Republicans Suffering From Post 2012 Traumatic Shock
The Republican Party has experienced a calamity – the reelection of Barack Obama – and some parts of the party are behaving like an animal in a trap, chewing off a foot in an effort to cope with it. Sens. Mike Lee and Ted Cruz, Heritage Action and a handful of talk-radio hosts are lashing out at anyone who questions the “defund” tactic on Obamacare as “the surrender caucus.” The only reason Republicans haven’t prevailed, they argue, is because Republicans politicians – especially Republican leaders – are squishes. What’s needed are stalwart fighters who do not care about being invited to Georgetown cocktail parties.
The Republican Party has experienced a calamity – the reelection of Barack Obama – and some parts of the party are behaving like an animal in a trap, chewing off a foot in an effort to cope with it.
Sens. Mike Lee and Ted Cruz, Heritage Action and a handful of talk-radio hosts are lashing out at anyone who questions the “defund” tactic on Obamacare as “the surrender caucus.” The only reason Republicans haven’t prevailed, they argue, is because Republicans politicians – especially Republican leaders – are squishes. What’s needed are stalwart fighters who do not care about being invited to Georgetown cocktail parties.
This is a delusion. There are two strata here. One consists of the figures like Lee and Cruz, who, one suspects, understand that this is all a pose. Obamacare is law because we lost the election, not because we failed some virility test. Another fixed-bayonets charge at the law would do nothing to prevent implementation – not unless 15 Democratic senators decided to change their positions and President Obama slapped his palm to his forehead exclaiming, “You’re right! My signature legislation is a dog’s breakfast of complexity, inefficiency and injustice that is already harming job creation and will badly weaken our health care system. Let’s strangle it in the cradle.”
The second stratum is the Republican base, frustrated by the nation’s slide into Europeanization and apparently ready to blame fellow Republicans for the state of play. It’s easier to imagine that the nation’s decline could be avoided if only Republicans were more courageous than to face the reality that the nation has changed. No country that voted for Barack Obama twice is simply pining for purer conservative standard bearers.
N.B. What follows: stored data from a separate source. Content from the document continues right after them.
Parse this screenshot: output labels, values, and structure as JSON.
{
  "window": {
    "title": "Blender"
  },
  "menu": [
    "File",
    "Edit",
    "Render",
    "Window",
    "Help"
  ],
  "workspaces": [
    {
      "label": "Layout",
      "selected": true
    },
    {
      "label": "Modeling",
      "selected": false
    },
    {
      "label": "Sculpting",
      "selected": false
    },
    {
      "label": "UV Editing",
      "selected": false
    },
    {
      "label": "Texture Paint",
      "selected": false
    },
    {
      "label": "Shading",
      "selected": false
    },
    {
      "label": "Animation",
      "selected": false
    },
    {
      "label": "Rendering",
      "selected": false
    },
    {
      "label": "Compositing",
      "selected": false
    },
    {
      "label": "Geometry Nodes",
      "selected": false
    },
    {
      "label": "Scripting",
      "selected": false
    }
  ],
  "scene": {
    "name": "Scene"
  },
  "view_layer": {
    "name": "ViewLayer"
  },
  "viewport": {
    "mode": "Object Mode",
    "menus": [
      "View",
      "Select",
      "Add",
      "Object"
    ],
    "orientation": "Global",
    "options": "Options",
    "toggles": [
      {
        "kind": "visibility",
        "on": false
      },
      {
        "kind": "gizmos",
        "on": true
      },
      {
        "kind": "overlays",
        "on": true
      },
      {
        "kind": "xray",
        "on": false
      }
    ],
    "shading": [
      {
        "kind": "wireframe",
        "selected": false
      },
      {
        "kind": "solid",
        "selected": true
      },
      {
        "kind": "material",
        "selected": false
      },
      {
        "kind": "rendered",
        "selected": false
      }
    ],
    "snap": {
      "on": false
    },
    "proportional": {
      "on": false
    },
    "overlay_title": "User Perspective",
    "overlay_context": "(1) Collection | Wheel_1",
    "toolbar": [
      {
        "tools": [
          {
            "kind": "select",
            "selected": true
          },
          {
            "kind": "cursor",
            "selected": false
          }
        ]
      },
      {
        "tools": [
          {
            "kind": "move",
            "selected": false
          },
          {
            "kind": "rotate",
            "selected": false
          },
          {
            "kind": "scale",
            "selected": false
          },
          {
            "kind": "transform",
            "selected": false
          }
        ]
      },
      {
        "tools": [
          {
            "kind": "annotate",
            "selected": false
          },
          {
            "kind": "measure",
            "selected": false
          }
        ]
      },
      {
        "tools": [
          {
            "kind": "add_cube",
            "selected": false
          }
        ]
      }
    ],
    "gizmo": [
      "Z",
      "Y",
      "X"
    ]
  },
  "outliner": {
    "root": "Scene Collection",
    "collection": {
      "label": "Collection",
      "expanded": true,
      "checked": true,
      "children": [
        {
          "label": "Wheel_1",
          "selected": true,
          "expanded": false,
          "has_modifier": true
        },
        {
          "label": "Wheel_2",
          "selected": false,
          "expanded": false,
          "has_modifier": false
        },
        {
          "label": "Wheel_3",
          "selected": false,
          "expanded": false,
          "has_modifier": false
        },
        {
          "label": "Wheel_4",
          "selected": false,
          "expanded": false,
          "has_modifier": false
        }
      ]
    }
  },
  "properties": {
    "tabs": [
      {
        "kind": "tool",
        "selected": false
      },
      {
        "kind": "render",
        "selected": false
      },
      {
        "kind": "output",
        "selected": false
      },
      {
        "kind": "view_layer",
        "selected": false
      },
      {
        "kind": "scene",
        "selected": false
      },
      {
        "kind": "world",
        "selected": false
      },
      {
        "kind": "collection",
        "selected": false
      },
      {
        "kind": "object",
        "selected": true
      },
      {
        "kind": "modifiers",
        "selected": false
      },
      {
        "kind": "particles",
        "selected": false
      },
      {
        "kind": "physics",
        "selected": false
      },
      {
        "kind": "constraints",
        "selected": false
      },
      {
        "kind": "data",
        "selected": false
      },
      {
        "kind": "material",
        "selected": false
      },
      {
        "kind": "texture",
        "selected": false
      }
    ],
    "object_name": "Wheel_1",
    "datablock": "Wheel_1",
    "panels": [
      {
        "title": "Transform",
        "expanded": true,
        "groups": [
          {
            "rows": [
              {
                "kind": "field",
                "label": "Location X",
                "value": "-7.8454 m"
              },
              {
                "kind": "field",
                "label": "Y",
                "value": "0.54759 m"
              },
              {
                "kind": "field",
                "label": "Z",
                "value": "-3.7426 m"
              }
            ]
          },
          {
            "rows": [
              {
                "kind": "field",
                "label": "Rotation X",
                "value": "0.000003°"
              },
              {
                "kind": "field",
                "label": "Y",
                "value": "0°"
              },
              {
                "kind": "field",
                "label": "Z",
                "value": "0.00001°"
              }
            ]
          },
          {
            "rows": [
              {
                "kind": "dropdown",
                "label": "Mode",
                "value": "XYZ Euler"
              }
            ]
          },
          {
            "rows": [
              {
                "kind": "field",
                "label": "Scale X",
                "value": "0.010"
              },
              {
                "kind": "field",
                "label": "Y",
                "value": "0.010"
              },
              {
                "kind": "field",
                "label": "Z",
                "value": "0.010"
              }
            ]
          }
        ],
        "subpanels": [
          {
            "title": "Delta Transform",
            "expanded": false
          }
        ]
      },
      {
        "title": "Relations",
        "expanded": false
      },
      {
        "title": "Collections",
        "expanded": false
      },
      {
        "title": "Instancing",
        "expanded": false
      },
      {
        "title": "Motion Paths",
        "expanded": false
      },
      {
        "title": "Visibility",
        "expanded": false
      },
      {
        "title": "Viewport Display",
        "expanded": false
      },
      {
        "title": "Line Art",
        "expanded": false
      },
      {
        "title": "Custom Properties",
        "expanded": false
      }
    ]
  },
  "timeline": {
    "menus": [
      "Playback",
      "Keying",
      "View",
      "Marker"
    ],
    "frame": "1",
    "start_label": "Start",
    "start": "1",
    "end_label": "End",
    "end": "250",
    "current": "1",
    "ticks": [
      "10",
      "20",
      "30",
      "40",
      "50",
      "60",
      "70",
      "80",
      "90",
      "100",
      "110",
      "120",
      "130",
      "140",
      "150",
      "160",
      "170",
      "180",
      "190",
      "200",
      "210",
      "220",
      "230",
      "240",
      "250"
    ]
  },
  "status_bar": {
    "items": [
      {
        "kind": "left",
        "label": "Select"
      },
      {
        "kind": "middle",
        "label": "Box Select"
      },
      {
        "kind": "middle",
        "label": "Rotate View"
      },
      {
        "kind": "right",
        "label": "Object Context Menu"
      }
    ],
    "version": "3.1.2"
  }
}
The Cruz caucus argued that Oct. 1 is a hinge moment. No, the hinge moment was Nov. 6 of last year. With only 45 Republican senators and Obama in the White House, even if Republicans threaten to hold their breath until they die, they cannot vote the thing down … right now.
What Cruz and company can succeed in doing however is to sully the reputation of the Republican Party just as Obama’s popularity is waning. Following the gun control defeat, the sequester, Snowden, Syria and the manifold delays, exclusions and premium increases associated with Obamacare, the president’s job approval has been sinking. Polls were showing that voters trusted Republicans slightly more than Democrats to handle the economy, national security and other issues. Obama must be praying for a government shut down.
Republicans see themselves and would like voters to see them as the grown-up party, sober and responsible. Democrats always caricature Republicans as anarchists who want to eliminate government entirely. A futile fight to defund Obamacare that touched off a government shutdown crisis would reinforce the Democrats’ indictment and provide a wobbly Obama with the opportunity to change the subject from his own failures to the petulance and recklessness of Republicans.
In a shutdown show down, Republicans are certain to lose the battle for public opinion. When the question is: “Whose fault is it that government offices are closed?” the public will be more inclined to blame the anti-government party. The press, of course, will side with Democrats. The public opposes Obamacare, but it does not favor shutting down the government in order to thwart it. If Republicans threaten to pull down the house over it, the public will be more likely to perceive it as a personal vendetta against Obama than as a principled policy stand.
Obamacare may be the best thing to happen to the Republican Party’s fortunes. When voters see 1) that their premiums rising; 2) that wait times to see a doctor are increasing; 3) that they are forced to buy insurance they don’t want or pay a fine; 4) they find that their spouses are no longer covered by their employers’ plans; 5) learn that they cannot, as promised, keep the plan they were happy with, and more, they will not blame Republicans. Nor will Obama be able to blame this one on Bush. Republicans who focus on the small number of Americans who will get subsidies under Obamacare are missing the bigger picture, which will be widespread discontent.
It may well represent the best political opportunity for Republicans in more than a decade. If they take the Senate in 2014 and the presidency in 2016, it will not be too late to repeal Obamacare. At the rate it’s going, it probably won’t even be fully operational by then. But Republicans will have to cease their fratricide to take advantage of it.